Tintoretto: Das Liebeslabyrinth

Notizen und Gedanken zu Nachrichten und allem anderen. Neueste Beiträge oben.

Freitag, 24.4.2020

The problem of modelling: Public policy and the coronavirus Ausführliches Stück von Paul Collier über Modellrechnungen und politische Entscheidungen.

The coronavirus cruise: on board the Diamond Princess

„Hallo, hier ist Norbert“ Statt eines Nachrufs auf Norbert Blüm dieses (mit Recht) vielgeteilte Stück aus 2015.

Respectable Racism: The “War With China ” Edition Von „Russiagate zur Sinophobie“.

I read the essay. Die Antwort auf Marc Andreessen (siehe weiter unten). Das Leben ist kein libertärer Ponyhof.

Dieters Paradies
Eine gruselige Haltung, die aus diesem Text spricht und die Mely Kiyak eigentlich nötig hätte. Wenn die publizistisch-politische Linke glaubt, mit Verachtung Verbündete zu gewinnen, ist ihr nicht zu helfen. Ich gehe aber nicht davon aus, dass solche Texte für mehr als die Peer-Group gedacht sind. Mal ganz abgesehen davon, dass es IMO nicht „links“ ist, systemische Grundsatzprobleme einfach in den Verantwortungsbereich des Einzelnen zu verschieben.

Donnerstag, 23.4.2020

Heute vor 15 Jahren… Das erste Youtube-Video wird hochgeladen.

Die kommende Sinophobie Es ist kein rein amerikanisches Phänomen, auch wenn es dort die Asian-Americans natürlich besonders trifft. Vielmehr wird uns das Phänomen weltweit begleiten: Eine westliche Sündenbock-Geschichte, die auf China zielt. Dort, wo einfache Narrative gesucht werden. Umgekehrt, man erinnere sich an einige Anekdoten aus der Frühphase der Pandemie, funktioniert das Spiel natürlich auch. Und insgesamt bewegt sich die Gesamtlage sichtbar auf eine offene Konfrontation zwischen den USA und China hin.

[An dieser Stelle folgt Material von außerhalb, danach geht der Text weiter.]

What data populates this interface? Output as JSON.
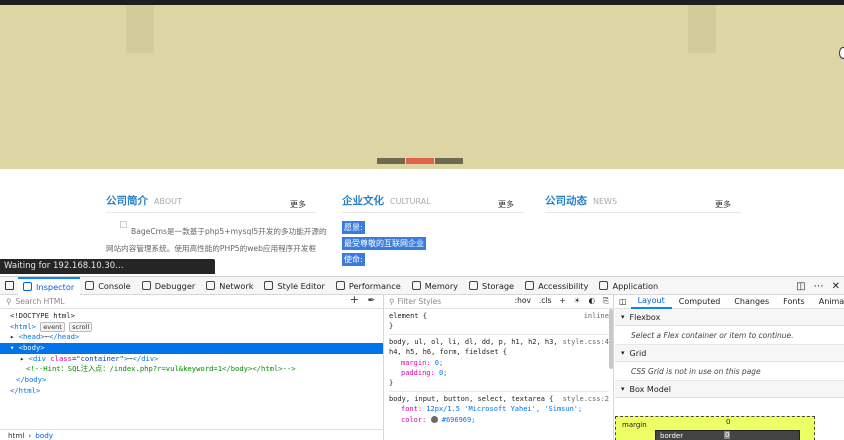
{
  "page": {
    "columns": [
      {
        "title": "公司简介",
        "sub": "ABOUT",
        "more": "更多"
      },
      {
        "title": "企业文化",
        "sub": "CULTURAL",
        "more": "更多"
      },
      {
        "title": "公司动态",
        "sub": "NEWS",
        "more": "更多"
      }
    ],
    "about_text": "BageCms是一款基于php5+mysql5开发的多功能开源的网站内容管理系统。使用高性能的PHP5的web应用程序开发框架，稳定、安全、高效、跨平台",
    "culture_items": [
      "愿景:",
      "最受尊敬的互联网企业",
      "使命:"
    ],
    "status": "Waiting for 192.168.10.30…"
  },
  "devtools": {
    "tabs": [
      "Inspector",
      "Console",
      "Debugger",
      "Network",
      "Style Editor",
      "Performance",
      "Memory",
      "Storage",
      "Accessibility",
      "Application"
    ],
    "search_placeholder": "Search HTML",
    "filter_placeholder": "Filter Styles",
    "filter_tools": [
      ":hov",
      ".cls"
    ],
    "tree": {
      "doctype": "<!DOCTYPE html>",
      "html_open": "<html>",
      "badge_event": "event",
      "badge_scroll": "scroll",
      "head": "<head>",
      "head_close": "</head>",
      "body_open": "<body>",
      "div_open": "<div ",
      "div_attr": "class",
      "div_val": "\"container\"",
      "div_close": "</div>",
      "comment": "<!--Hint：SQL注入点：/index.php?r=vul&keyword=1</body></html>-->",
      "body_close": "</body>",
      "html_close": "</html>"
    },
    "breadcrumb": [
      "html",
      "body"
    ],
    "rules": {
      "r1_selector": "element {",
      "r1_src": "inline",
      "r2_selector": "body, ul, ol, li, dl, dd, p, h1, h2, h3, h4, h5, h6, form, fieldset {",
      "r2_src": "style.css:4",
      "r2_p1": "margin",
      "r2_v1": "0;",
      "r2_p2": "padding",
      "r2_v2": "0;",
      "r3_selector": "body, input, button, select, textarea {",
      "r3_src": "style.css:2",
      "r3_p1": "font",
      "r3_v1": "12px/1.5 'Microsoft Yahei', 'Simsun';",
      "r3_p2": "color",
      "r3_v2": "#696969;",
      "close": "}"
    },
    "right_tabs": [
      "Layout",
      "Computed",
      "Changes",
      "Fonts",
      "Animat"
    ],
    "sections": {
      "flexbox": "Flexbox",
      "flexbox_msg": "Select a Flex container or item to continue.",
      "grid": "Grid",
      "grid_msg": "CSS Grid is not in use on this page",
      "box_model": "Box Model",
      "margin_label": "margin",
      "border_label": "border",
      "zero": "0"
    }
  },
  "colors": {
    "accent": "#0a84ff",
    "link": "#2a7fc9",
    "banner": "#ddd5a3",
    "slider_active": "#e0624a"
  }
}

Streit um Corona-App: Forscher warnen vor einer zentralisierten Datenbank Mein Beitrag aus er Morgensendung. Hierzu auch diese interessante Sicherheitsanalyse und dieser Artikel über das Problemfeld Bluetooth-Signal.

Mittwoch, 22.4.2020

Zwei Jahrestage von heute, auf die ich beim Joggen gestoßen bin Genauer gesagt, beim Hören von Podcasts: 150 Jahre Lenin, hier gewürdigt mit einem kritischen DLF-Hintergrund. Und 50 Jahre Earth Day, auf den mit Bill McKibben und Elizabeth Kolbert zwei fantastische Kenner der Zusammenhänge von Ökologie und Zivilsation blicken – natürlich im Zusammenhang mit Klimawandel und Coronakrise.

Deutschland maskiert sich Deutschland war und ist bei den Schutzmasken schlecht vorbereitet. Was die bundesregierung auch wusste. Zitat aus em Artikel: „Wegen des ‚Deltas zwischen Bestellungen und Lieferungen‘ veranlasste das Gesundheitsressort damals sogar eine Nachrichtensperre, niemand sollte von dem Masken-Fiasko erfahren.“ Stefan Sasse schlägt drüben in seinem Blog einen Untersuchungsausschuss vor, der nach der nächsten Wahl die Vorbereitungen untersuchen und Schlüsse ziehen soll.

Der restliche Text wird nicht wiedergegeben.